Little Hearts Everywhere

Going to China from Hong Kong has always been pretty easy. Our route was best served by a boat from the Kowloon Ferry Terminal for a 2 hour cruise up the coast. It's a medium sized catamaran, non-smoking with some straight-to-VCD Chinese movie on screens at the front. The Chinese port is the same building as years ago but everyone seems more ... at attention. Smart uniforms, no loitering, efficient customs (better than Chep Lok Kap airport) and they even had a beagle sniffer dog. I'm thinking Olympic effect but it's early days.

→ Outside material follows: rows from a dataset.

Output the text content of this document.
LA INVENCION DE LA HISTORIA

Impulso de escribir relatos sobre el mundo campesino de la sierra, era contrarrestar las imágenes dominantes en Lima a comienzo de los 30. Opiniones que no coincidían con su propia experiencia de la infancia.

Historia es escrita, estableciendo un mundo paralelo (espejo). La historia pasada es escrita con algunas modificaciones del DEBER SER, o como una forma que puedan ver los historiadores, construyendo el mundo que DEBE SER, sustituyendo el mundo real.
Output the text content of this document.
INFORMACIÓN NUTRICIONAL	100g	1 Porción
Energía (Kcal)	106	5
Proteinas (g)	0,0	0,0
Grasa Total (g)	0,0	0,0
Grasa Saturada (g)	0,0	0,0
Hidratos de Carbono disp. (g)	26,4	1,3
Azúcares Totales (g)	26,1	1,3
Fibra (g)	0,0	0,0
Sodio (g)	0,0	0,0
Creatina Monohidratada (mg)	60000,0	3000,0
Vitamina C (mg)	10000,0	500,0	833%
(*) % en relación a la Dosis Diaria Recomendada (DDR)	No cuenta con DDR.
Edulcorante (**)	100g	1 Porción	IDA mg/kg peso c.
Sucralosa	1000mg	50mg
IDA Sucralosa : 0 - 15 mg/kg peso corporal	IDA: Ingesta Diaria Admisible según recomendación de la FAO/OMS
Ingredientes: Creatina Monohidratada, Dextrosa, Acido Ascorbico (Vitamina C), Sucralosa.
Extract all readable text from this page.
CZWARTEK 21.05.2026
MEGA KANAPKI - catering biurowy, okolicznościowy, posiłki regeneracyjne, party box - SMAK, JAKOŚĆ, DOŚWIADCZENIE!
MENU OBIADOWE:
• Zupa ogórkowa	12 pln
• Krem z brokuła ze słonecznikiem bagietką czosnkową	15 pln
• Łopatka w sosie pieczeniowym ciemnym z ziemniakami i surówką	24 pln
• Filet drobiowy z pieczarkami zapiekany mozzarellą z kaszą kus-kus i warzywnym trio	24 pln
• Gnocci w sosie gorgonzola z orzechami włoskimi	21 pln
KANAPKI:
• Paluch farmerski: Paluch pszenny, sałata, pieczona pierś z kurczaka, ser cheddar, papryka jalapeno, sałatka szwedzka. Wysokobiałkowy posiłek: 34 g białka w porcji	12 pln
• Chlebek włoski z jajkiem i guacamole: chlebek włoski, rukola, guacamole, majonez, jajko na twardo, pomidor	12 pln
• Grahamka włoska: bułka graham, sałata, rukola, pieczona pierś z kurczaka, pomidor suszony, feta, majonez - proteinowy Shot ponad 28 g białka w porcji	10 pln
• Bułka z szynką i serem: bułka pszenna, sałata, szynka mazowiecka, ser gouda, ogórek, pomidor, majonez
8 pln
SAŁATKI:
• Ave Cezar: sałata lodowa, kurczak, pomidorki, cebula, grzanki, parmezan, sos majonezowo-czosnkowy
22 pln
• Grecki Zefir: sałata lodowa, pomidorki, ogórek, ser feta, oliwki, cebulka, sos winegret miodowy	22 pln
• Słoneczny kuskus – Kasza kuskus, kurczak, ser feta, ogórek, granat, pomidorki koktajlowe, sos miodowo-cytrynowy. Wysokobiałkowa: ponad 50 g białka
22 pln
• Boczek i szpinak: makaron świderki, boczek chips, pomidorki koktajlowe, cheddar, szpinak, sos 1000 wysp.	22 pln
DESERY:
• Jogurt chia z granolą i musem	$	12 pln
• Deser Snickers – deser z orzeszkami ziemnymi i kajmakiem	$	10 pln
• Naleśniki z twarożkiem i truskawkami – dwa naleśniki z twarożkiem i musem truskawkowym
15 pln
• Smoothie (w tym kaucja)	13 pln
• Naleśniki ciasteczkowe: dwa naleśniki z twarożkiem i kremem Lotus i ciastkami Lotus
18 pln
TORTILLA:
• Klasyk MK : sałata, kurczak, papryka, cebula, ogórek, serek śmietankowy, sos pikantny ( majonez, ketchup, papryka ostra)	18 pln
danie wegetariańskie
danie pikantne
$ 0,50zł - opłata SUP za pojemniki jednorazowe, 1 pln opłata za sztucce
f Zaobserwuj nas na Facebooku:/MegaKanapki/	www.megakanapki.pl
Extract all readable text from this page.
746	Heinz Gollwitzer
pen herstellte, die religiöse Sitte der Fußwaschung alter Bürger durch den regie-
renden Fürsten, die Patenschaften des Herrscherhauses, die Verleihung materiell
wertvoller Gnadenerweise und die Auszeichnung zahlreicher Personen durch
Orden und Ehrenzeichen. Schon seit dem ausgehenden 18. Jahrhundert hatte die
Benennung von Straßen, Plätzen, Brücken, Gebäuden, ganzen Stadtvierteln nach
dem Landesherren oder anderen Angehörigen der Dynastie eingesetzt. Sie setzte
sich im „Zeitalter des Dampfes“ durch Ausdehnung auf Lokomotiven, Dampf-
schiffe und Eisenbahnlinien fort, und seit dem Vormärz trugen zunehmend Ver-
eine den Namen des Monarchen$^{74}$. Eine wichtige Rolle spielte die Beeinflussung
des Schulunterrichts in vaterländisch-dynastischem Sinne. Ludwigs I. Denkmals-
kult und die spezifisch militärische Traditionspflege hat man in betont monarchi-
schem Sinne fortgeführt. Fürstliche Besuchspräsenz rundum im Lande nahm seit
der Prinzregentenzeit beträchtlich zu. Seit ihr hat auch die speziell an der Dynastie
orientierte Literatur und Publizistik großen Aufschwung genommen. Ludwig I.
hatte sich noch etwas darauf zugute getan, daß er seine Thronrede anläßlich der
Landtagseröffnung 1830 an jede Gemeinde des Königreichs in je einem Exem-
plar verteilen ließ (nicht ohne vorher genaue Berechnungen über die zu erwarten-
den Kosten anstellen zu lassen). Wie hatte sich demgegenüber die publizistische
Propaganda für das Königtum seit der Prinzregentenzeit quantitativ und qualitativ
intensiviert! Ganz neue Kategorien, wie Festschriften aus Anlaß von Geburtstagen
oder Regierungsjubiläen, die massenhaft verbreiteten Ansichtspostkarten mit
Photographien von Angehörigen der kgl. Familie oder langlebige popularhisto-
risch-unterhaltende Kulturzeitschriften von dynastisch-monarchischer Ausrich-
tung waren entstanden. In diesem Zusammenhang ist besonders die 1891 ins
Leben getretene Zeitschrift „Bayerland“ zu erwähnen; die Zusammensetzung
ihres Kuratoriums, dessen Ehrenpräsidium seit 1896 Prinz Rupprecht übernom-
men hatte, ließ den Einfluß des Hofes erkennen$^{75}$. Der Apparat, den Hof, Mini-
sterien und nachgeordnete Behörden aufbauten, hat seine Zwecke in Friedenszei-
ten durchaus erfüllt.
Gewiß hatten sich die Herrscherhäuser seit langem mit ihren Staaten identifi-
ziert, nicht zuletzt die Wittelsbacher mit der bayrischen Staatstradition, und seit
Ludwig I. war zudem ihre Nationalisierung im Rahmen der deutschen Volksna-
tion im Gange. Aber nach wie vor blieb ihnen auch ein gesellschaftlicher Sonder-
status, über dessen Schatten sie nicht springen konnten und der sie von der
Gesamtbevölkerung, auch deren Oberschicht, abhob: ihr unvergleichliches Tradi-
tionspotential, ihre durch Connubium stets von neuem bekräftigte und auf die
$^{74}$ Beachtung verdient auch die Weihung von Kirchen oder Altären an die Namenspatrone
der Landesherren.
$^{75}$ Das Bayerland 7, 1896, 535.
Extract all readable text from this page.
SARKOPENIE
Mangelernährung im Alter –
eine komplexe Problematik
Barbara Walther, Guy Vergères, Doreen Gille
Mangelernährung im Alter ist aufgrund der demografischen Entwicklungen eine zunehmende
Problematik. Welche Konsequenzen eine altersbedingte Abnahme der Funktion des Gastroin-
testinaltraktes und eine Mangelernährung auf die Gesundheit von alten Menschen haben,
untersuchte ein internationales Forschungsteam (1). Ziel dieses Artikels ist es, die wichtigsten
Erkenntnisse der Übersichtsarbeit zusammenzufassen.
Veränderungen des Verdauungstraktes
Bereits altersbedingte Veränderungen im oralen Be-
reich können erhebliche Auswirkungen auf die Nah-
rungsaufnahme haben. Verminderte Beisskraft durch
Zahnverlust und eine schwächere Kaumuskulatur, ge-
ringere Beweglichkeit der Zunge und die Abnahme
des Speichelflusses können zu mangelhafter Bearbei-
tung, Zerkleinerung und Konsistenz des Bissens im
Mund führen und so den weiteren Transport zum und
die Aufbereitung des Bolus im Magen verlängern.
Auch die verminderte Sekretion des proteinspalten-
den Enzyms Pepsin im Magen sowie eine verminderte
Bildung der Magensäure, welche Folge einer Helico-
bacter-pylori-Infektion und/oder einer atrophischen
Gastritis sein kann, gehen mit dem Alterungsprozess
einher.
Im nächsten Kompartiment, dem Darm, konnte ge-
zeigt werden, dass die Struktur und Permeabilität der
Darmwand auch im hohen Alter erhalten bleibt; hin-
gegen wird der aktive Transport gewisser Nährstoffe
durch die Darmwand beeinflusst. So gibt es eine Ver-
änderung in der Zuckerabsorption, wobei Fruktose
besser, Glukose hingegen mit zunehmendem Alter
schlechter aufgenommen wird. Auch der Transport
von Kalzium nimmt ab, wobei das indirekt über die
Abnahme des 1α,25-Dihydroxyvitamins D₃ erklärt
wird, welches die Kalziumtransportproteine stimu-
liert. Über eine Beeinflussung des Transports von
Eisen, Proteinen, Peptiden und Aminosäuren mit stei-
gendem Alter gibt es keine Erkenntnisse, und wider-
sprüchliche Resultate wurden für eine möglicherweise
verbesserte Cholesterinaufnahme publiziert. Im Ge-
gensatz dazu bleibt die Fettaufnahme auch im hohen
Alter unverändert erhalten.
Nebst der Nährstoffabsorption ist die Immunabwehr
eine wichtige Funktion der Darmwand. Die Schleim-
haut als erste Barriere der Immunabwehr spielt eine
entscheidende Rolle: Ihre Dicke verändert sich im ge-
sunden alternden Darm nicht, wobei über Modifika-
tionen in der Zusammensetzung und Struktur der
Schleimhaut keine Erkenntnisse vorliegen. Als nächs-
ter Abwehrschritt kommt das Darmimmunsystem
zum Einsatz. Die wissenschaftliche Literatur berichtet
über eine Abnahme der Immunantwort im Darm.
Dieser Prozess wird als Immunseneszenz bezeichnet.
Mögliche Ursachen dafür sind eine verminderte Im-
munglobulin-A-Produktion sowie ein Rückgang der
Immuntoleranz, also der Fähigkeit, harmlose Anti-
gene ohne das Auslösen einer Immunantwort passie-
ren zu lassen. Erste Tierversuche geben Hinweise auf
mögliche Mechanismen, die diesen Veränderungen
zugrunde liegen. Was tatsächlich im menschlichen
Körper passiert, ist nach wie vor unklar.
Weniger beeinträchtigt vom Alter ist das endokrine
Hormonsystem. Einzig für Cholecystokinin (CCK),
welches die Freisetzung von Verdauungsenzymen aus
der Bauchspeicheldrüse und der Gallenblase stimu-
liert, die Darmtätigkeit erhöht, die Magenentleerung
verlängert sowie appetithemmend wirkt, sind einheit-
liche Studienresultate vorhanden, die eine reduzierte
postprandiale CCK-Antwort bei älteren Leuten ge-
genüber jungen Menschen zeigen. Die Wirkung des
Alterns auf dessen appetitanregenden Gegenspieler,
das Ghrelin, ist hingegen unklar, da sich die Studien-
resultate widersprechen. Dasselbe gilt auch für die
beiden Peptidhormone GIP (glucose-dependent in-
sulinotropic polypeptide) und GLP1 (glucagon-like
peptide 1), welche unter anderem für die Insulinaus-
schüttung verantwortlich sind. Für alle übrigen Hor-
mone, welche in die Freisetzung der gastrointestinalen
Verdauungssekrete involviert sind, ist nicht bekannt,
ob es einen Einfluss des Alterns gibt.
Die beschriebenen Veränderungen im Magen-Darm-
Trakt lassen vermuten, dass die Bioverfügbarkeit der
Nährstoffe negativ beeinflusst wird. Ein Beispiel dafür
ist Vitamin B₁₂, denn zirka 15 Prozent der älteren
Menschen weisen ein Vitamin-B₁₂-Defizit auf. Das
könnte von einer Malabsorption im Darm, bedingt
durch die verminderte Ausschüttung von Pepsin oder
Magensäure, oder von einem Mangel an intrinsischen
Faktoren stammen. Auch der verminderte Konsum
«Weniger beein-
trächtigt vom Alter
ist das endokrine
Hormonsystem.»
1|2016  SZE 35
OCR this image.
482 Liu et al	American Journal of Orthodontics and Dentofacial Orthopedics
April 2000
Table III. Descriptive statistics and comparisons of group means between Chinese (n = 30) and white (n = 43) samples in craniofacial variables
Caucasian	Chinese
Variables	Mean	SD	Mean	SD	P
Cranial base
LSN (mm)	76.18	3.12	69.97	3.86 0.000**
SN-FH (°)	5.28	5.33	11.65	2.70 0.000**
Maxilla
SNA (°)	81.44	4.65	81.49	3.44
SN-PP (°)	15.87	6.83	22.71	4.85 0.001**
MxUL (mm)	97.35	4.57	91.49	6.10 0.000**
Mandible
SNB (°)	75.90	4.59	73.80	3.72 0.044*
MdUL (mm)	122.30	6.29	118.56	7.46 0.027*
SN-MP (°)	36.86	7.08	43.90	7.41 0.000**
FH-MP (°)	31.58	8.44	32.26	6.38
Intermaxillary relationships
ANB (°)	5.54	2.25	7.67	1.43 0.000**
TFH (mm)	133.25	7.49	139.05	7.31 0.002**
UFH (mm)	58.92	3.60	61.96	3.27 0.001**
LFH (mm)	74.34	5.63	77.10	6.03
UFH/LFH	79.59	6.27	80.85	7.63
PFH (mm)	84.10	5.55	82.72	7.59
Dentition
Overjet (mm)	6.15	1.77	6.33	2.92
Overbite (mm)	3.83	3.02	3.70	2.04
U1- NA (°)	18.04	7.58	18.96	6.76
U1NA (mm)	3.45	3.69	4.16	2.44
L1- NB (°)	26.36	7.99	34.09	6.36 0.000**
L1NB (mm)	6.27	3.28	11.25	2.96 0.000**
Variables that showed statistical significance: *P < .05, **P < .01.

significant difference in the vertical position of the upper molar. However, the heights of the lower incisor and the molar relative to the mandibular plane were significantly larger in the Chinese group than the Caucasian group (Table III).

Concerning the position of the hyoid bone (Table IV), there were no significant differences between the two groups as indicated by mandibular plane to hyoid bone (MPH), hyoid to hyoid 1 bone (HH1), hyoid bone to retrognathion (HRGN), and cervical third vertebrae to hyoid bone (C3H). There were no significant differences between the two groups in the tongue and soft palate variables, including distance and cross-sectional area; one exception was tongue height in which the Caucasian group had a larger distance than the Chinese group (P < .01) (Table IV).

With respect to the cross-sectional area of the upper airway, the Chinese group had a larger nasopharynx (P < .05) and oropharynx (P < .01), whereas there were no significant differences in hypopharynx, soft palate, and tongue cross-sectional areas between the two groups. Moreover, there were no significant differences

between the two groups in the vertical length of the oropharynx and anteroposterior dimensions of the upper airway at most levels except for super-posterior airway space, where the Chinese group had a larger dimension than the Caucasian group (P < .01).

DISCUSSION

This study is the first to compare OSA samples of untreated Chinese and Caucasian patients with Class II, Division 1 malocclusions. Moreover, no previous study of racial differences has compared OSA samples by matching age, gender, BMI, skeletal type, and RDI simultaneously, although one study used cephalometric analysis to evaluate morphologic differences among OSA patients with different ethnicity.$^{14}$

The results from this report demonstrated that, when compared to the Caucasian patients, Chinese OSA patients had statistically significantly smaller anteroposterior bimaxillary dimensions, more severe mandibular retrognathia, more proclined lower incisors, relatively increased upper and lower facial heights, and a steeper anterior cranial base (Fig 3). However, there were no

The hotel was really nice with boiling hot tap water and a huge staff:guest ratio. Reception was staffed by Fiona, Sean and Jack. Later at dinner, the server was Wendy, assisted by Trainee Wong, leaving me to conclude that front-line staff with some English use solely Western names, while others are mono-syllabic Chinese surnames. It doesn't much matter to the Chinese, they will just called out "xiao jie" (little girl) to summon a waitress of whatever linguistic ability; the name tags are strictly for foreigers.

The in-room information pack listed Internet access at RMB40 (£2.60) for one hour, and a fairly reasonable RMB60 (£4) for a whole day. The system had to be retro-fitted onto the older hotel infrastructure by using ADSL over the extension wiring which I thought was neat and perhaps ensures greater accountability than wireless. Strangely, they also listed the prices for many of the room's fixtures and fittings, such as net curtains, bath towel, bath robe, kettle and shoe basket (RMB70 £4.60). I can only presume this is charged for missing items so it was reassuring they didn't give a price for the mini safe.

What is also striking are the nannying warnings. Hong Kong ferry terminal kept repeating annoucements about slippy floors (never seemed an issue 10 years ago). The hotel bathroom had the same warning above the toilet (literally: little heart ground wet). The dinner table warned not to let children run around as it can be dangerous. Did Asia suddenly get lawyered up and litigous? Prohibition signs are found in all countries but petty warning signs are pernicious and self-defensive. It's a bad sign.